I'm not that much interested to improve power efficiency. I just wanted to know how it compares to other systems, especially newer ones (Kaby Lake, Coffee Lake, Ryzen)

[QUOTE=heliosh;470681]I'm not that much interested to improve power efficiency. I just wanted to know how it compares to other systems, especially newer ones (Kaby Lake, Coffee Lake, Ryzen)[/QUOTE]

the problem I think it power efficient will be variable. I don't run the software, but as you bring up price of things gets in the way. my electricity bill is about $22 in electricity usage but a base charge of nearly that amount plus taxes at times. running different setups will give different results even on the same chip style.

[QUOTE=heliosh;470681]I'm not that much interested to improve power efficiency. I just wanted to know how it compares to other systems, especially newer ones (Kaby Lake, Coffee Lake, Ryzen)[/QUOTE]
Yeah. You just stumbled into a pool of a particularly hot topic in some parts, here. :smile:

EDIT: Are the 83w and 85w CPU power? I am looking at my i6700 at 4.3GHz, all cores running in one P95 worker, 2400K FFT. HWInfo shows CPU Power between 90 and 103 W. It also shows CPU Package Power as 104W. The latter value varies with CPU load. Would it be counted as part of the calculation of mJ/it? What about the ~5 additional watts which the RAM draws when P95 is running?

What is the conversion between W/xIterations/sec, and mJ/it?
Another edit: OK. I see where the mJ/it comes from.

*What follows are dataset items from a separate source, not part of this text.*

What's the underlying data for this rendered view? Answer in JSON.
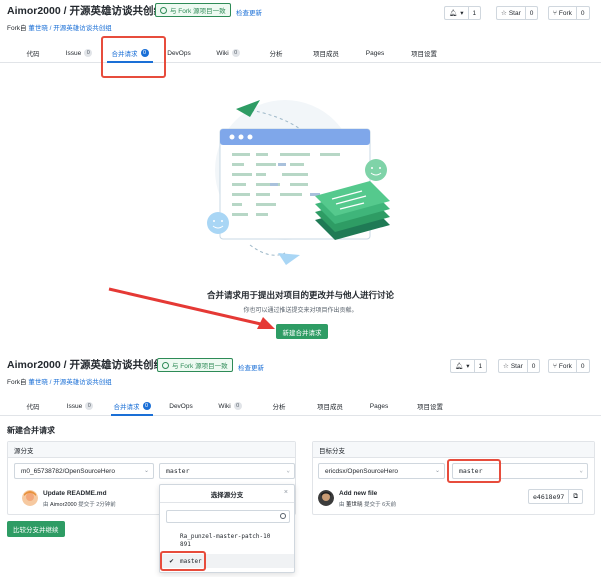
{
  "top": {
    "repo_title": "Aimor2000 / 开源英雄访谈共创组",
    "sync_badge": "与 Fork 源项目一致",
    "check_update": "检查更新",
    "fork_prefix": "Fork自",
    "fork_source": "董世晓 / 开源英雄访谈共创组",
    "watch_count": "1",
    "star_label": "Star",
    "star_count": "0",
    "fork_label": "Fork",
    "fork_count": "0",
    "tabs": [
      {
        "label": "代码"
      },
      {
        "label": "Issue",
        "count": "0"
      },
      {
        "label": "合并请求",
        "count": "0"
      },
      {
        "label": "DevOps"
      },
      {
        "label": "Wiki",
        "count": "0"
      },
      {
        "label": "分析"
      },
      {
        "label": "项目成员"
      },
      {
        "label": "Pages"
      },
      {
        "label": "项目设置"
      }
    ],
    "empty_title": "合并请求用于提出对项目的更改并与他人进行讨论",
    "empty_subtitle": "你也可以通过推送提交来对项目作出贡献。",
    "new_mr_button": "新建合并请求"
  },
  "bottom": {
    "repo_title": "Aimor2000 / 开源英雄访谈共创组",
    "sync_badge": "与 Fork 源项目一致",
    "check_update": "检查更新",
    "fork_prefix": "Fork自",
    "fork_source": "董世晓 / 开源英雄访谈共创组",
    "watch_count": "1",
    "star_label": "Star",
    "star_count": "0",
    "fork_label": "Fork",
    "fork_count": "0",
    "tabs": [
      {
        "label": "代码"
      },
      {
        "label": "Issue",
        "count": "0"
      },
      {
        "label": "合并请求",
        "count": "0"
      },
      {
        "label": "DevOps"
      },
      {
        "label": "Wiki",
        "count": "0"
      },
      {
        "label": "分析"
      },
      {
        "label": "项目成员"
      },
      {
        "label": "Pages"
      },
      {
        "label": "项目设置"
      }
    ]
  },
  "form": {
    "title": "新建合并请求",
    "source": {
      "header": "源分支",
      "project": "m0_65738782/OpenSourceHero",
      "branch": "master",
      "commit_title": "Update README.md",
      "commit_by": "由",
      "commit_author": "Aimor2000",
      "commit_time": "提交于 2分钟前"
    },
    "target": {
      "header": "目标分支",
      "project": "ericdsx/OpenSourceHero",
      "branch": "master",
      "commit_title": "Add new file",
      "commit_by": "由",
      "commit_author": "董世晓",
      "commit_time": "提交于 6天前",
      "sha": "e4618e97"
    },
    "compare_button": "比较分支并继续",
    "dropdown": {
      "title": "选择源分支",
      "items": [
        "Ra_punzel-master-patch-10",
        "891",
        "master"
      ]
    }
  },
  "colors": {
    "accent_blue": "#1a6fd6",
    "brand_green": "#2e9c64",
    "highlight_red": "#e74c3c"
  }
}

Please disregard the last question.

One more: Using the 103W upper figure for CPU power on a Skylake, and ~2.4 ms/it, I get 417 it/sec, and 249 mJ/it.
Again, in the DC range, 2400K FFT.

[QUOTE=heliosh;470681]I'm not that much interested to improve power efficiency. I just wanted to know how it compares to other systems, especially newer ones (Kaby Lake, Coffee Lake, Ryzen)[/QUOTE]

There isn't much difference between Haswell and Coffee Lake, clock for clock. Haswell was a big bump up over Ivy Bridge.

The improvements since Haswell, at least for mprime, have almost all been in increased memory speed, thus increased memory bandwidth.

Ryzen cores have half the throughput of Haswell cores. But twice the cores will still be bottlenecked by limited memory bandwidth.

The new sweet spot will be the i3-8100 with dual rank, dual channel DDR4-2400, once the cheap motherboards are out.

The Coffee Lake i3 is basically a Kaby Lake die. The i5 and i7 (6 core) on the other hand are manufactured in a new process (14nm++) which is said to be a bit more efficient:

[QUOTE]A third improved process, "14nm++", is set to begin in late 2017 and will further allow for +23-24% higher drive current for 52% less power vs the original 14nm process. [/QUOTE]
[url]https://en.wikichip.org/wiki/14_nm_lithography_process#Intel[/url]

The i5-8400 isn't that much more expensive than the i3-8100.

[QUOTE=heliosh;470690]The Coffee Lake i3 is basically a Kaby Lake die. The i5 and i7 (6 core) on the other hand are manufactured in a new process (14nm++) which is said to be a bit more efficient:


[url]https://en.wikichip.org/wiki/14_nm_lithography_process#Intel[/url]

The i5-8400 isn't that much more expensive than the i3-8100.[/QUOTE]

The i5-8400 is an interesting chip. It has a very low base clock, which is because it can't maintain AVX2/FMA workloads under 65 watts at higher frequencies.

So the i3 gives 4 * 3.6 = 14.4 GHz cores and the i5 gives 6 * 2.8 = 16.8. That extra 17% in CPU throughput probably won't help at all since the memory bandwidth situation still isn't changed. But you've spent a lot more for the CPU. I don't have the parts to actually benchmark throughput either, keep in mind.

If you want to save power, I'd look at the higher clocked parts, like the Coffee Lake i3 equivalent of the i5-6600. These should undervolt better when underclocked.

I don't have any experience with Zen-based processors to suggest one for efficiency.